Richard Holmes, in his insanely detailed biography of Coleridge (1989), observed “His myth of creativity contains both these elements, which like Shelley’s “Ode to the West Wind”, implies both destruction and preservation of a poetic paradise...“Kubla Khan” is a pagan celebration of creative force in the universe, which the poet shares in the moment – perhaps irrecoverable – of trance-like inspiration. In the sudden release of unconscious images, which Coleridge credited to his opium “reverie”, the poet becomes both the controlling magus of this power, and also perhaps its sacrificial victim.”
Yes, sure, Ancient Mariner and Christobel are fine but they go on and on…and on.

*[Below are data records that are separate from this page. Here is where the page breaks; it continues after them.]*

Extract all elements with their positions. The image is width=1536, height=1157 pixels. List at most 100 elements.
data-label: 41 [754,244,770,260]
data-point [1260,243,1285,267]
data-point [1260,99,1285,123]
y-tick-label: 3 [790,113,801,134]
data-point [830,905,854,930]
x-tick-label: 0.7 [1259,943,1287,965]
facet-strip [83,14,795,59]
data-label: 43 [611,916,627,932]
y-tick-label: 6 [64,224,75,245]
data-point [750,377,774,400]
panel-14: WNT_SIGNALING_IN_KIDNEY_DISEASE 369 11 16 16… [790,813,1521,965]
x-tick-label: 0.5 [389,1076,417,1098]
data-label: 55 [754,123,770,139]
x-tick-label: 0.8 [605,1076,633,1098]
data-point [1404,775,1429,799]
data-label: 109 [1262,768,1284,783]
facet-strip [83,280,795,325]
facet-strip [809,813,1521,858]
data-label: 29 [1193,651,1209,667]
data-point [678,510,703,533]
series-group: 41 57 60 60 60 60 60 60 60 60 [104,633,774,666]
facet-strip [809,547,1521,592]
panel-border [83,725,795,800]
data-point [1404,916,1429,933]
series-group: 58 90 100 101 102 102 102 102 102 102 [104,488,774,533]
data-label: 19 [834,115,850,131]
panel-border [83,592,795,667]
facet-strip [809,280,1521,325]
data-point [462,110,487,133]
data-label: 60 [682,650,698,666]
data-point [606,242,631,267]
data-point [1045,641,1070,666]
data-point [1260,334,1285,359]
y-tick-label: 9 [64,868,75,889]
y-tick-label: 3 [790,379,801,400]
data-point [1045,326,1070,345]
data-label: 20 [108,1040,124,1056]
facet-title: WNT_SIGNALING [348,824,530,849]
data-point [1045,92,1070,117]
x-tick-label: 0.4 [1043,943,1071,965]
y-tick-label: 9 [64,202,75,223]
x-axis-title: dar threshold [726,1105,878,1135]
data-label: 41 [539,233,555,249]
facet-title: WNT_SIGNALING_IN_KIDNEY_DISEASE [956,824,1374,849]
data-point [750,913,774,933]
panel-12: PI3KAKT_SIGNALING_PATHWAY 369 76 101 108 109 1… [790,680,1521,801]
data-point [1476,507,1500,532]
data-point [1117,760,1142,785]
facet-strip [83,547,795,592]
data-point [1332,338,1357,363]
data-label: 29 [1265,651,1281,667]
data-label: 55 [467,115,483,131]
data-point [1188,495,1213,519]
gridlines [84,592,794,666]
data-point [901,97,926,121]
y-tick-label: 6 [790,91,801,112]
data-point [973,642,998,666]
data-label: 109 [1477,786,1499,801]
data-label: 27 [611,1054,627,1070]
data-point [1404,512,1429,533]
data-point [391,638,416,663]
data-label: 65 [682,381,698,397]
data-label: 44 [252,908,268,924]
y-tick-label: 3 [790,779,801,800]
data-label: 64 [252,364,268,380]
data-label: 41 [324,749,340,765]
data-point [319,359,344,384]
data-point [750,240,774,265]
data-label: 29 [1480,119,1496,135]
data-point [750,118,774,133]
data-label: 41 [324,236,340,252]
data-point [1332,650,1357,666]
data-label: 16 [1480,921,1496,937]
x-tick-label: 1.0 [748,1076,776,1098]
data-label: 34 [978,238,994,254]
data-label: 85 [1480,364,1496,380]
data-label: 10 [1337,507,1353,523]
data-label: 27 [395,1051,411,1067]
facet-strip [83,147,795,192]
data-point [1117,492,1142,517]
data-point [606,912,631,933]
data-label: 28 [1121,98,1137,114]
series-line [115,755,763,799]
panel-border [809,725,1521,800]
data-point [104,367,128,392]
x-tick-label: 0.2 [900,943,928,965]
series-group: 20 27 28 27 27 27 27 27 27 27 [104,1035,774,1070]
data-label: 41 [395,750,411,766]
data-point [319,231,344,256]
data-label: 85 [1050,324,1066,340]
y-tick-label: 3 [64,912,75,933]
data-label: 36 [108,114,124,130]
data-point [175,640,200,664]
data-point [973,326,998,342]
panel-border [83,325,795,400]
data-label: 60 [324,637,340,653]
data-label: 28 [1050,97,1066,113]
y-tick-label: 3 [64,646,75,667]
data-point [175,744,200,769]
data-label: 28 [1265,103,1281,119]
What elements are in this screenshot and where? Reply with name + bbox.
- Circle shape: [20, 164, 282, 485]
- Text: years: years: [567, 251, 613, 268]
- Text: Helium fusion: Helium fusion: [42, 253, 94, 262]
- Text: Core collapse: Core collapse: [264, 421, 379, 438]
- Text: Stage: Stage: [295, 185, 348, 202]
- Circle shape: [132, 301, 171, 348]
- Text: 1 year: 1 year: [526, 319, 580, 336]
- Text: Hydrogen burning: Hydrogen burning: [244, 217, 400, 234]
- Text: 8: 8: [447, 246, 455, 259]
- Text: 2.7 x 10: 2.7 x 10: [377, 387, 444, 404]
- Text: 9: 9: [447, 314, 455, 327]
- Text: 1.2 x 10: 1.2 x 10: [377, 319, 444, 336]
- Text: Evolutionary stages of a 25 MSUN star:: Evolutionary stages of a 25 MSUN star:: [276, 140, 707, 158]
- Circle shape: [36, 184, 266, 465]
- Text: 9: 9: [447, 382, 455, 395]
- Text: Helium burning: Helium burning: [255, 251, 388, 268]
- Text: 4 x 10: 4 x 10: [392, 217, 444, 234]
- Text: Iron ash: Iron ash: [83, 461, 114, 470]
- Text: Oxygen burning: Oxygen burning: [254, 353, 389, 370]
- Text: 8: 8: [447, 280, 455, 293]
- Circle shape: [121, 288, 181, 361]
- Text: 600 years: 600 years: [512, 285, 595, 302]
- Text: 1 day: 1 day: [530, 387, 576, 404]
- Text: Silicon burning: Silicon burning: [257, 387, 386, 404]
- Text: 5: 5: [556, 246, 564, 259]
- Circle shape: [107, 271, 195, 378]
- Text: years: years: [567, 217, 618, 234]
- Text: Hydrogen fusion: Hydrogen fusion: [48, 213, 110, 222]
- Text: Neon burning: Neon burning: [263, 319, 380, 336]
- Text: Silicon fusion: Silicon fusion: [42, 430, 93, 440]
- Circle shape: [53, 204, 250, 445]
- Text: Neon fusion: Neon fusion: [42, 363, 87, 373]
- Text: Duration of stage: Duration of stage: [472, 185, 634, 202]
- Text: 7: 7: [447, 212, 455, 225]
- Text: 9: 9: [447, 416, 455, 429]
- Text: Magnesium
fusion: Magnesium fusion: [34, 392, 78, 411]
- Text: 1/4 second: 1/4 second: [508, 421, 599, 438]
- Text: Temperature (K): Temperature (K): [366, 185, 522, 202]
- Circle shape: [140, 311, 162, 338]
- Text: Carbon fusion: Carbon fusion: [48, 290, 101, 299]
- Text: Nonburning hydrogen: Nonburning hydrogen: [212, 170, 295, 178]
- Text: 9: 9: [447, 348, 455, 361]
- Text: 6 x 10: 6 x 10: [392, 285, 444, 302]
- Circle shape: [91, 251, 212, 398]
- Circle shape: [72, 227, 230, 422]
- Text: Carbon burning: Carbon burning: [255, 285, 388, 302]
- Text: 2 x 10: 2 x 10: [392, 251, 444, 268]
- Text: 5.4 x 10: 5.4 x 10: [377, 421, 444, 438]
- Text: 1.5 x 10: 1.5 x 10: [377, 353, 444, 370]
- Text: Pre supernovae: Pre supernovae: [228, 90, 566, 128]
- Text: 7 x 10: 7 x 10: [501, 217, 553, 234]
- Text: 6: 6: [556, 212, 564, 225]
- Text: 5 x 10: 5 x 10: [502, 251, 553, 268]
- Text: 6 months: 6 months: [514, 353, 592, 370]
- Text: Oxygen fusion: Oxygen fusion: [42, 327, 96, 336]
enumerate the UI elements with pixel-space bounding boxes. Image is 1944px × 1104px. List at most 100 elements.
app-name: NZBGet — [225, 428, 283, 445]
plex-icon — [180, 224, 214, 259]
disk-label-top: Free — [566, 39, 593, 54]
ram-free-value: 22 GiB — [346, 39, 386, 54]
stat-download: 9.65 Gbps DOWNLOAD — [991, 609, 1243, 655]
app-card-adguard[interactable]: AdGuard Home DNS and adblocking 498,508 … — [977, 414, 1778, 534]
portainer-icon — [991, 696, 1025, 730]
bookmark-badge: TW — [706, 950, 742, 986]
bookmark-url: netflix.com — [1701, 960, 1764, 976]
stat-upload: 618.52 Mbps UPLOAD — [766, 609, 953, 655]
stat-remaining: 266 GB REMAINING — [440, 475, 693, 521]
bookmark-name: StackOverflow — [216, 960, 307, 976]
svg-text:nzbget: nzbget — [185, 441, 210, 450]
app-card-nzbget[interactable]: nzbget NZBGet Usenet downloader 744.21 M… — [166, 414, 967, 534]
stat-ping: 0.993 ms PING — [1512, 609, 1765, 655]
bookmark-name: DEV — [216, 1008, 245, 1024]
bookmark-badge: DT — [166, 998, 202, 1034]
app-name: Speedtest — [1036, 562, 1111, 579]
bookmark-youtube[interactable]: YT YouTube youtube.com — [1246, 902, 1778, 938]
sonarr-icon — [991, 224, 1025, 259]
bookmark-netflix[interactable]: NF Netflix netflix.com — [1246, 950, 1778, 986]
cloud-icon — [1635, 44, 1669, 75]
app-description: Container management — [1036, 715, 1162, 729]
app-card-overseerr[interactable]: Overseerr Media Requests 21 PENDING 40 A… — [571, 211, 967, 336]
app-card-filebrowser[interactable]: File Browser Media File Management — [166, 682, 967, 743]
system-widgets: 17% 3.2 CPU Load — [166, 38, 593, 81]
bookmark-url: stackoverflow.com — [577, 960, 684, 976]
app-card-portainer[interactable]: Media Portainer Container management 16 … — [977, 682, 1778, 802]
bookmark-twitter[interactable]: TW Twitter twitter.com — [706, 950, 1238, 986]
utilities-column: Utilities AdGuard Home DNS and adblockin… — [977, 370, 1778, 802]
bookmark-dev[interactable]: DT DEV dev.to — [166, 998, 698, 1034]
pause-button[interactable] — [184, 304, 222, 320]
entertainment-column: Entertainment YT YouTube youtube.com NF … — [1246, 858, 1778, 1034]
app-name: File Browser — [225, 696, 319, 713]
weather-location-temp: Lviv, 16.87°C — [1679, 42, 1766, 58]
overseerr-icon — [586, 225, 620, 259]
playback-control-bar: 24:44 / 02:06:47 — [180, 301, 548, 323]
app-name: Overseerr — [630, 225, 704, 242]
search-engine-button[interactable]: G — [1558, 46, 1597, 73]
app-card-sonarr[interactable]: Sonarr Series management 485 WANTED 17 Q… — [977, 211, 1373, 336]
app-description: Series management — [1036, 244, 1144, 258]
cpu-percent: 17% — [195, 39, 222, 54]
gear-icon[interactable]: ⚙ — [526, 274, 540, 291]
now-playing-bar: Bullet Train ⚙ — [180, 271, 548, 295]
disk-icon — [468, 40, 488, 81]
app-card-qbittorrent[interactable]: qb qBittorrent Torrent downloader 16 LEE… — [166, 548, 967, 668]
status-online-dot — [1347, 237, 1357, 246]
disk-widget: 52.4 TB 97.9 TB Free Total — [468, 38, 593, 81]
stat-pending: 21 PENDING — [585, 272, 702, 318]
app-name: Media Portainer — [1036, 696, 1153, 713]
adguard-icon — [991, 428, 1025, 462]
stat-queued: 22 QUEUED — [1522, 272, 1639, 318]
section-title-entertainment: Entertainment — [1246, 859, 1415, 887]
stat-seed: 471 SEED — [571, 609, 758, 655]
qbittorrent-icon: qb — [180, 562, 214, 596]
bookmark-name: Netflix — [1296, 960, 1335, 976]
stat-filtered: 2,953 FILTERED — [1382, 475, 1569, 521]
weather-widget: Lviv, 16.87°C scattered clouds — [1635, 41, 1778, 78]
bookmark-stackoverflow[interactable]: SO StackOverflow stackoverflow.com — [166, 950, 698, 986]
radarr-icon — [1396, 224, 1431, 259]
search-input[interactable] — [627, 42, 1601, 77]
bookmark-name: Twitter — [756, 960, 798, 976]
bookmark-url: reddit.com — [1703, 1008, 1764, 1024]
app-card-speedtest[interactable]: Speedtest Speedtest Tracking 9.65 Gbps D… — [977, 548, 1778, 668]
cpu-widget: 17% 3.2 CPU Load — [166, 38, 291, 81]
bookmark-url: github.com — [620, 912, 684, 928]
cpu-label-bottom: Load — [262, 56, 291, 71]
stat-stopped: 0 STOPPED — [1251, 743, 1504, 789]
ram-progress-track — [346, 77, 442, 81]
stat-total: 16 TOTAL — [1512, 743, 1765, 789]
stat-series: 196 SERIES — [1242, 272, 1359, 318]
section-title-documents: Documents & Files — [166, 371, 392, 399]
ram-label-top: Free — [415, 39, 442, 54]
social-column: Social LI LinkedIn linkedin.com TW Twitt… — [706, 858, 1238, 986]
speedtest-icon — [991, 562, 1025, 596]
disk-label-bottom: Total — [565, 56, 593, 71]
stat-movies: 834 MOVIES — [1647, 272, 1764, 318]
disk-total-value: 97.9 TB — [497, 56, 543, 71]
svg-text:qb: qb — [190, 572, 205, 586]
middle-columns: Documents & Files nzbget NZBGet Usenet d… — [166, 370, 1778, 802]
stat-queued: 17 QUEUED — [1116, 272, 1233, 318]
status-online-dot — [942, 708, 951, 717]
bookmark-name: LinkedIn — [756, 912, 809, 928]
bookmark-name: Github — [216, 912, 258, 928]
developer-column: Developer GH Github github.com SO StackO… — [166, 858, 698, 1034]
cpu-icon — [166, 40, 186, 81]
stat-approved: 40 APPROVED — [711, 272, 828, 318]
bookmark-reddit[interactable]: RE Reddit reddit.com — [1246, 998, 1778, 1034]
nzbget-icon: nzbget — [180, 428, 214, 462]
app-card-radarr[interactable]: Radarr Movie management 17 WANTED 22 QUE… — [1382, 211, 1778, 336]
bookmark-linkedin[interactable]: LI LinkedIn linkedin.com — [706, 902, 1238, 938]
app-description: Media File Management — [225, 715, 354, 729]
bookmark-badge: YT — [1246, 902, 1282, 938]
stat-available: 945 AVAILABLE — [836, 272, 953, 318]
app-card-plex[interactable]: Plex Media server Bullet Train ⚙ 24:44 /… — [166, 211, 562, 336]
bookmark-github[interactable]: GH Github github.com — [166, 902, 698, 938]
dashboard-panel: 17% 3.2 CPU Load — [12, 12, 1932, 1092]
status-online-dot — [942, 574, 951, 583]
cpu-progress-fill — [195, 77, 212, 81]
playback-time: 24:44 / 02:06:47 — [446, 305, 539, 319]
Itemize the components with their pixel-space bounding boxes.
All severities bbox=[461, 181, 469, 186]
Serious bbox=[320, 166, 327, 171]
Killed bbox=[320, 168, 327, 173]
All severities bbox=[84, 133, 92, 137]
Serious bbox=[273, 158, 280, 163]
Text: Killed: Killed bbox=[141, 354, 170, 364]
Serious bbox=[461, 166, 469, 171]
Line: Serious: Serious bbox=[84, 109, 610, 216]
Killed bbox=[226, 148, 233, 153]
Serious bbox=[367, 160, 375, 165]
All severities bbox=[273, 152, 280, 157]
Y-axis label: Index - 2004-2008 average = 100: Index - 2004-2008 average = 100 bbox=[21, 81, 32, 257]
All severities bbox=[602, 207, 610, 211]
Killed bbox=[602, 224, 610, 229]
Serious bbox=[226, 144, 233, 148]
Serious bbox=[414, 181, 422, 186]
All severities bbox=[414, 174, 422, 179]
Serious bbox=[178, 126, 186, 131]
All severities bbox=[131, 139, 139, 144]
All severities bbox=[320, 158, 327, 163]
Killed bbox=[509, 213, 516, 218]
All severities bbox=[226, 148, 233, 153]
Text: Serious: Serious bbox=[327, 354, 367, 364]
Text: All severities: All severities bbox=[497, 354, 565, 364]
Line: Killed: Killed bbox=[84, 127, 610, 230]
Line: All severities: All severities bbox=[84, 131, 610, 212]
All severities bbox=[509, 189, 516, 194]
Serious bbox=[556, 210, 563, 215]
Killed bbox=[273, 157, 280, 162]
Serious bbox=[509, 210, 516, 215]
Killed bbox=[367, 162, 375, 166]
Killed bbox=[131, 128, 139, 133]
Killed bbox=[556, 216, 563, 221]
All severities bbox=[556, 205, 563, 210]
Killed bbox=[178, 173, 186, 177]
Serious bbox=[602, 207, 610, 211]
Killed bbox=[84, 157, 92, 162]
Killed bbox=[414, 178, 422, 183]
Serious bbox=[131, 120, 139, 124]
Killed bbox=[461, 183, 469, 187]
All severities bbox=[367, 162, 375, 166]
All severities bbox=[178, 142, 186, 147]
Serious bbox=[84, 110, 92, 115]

Kubla Khan is the thinking druggies’ short poem for the ages:
In Xanadu did Kubla Khan
A stately pleasure-dome decree:
Where Alph, the sacred river, ran
Through caverns measureless to man
Down to a sunless sea.
So twice five miles of fertile ground
With walls and towers were girdled round;
And there were gardens bright with sinuous rills,
Where blossomed many an incense-bearing tree;
And here were forests ancient as the hills,
Enfolding sunny spots of greenery.
But oh! that deep romantic chasm which slanted
Down the green hill athwart a cedarn cover!
A savage place! as holy and enchanted
As e’er beneath a waning moon was haunted
By woman wailing for her demon-lover!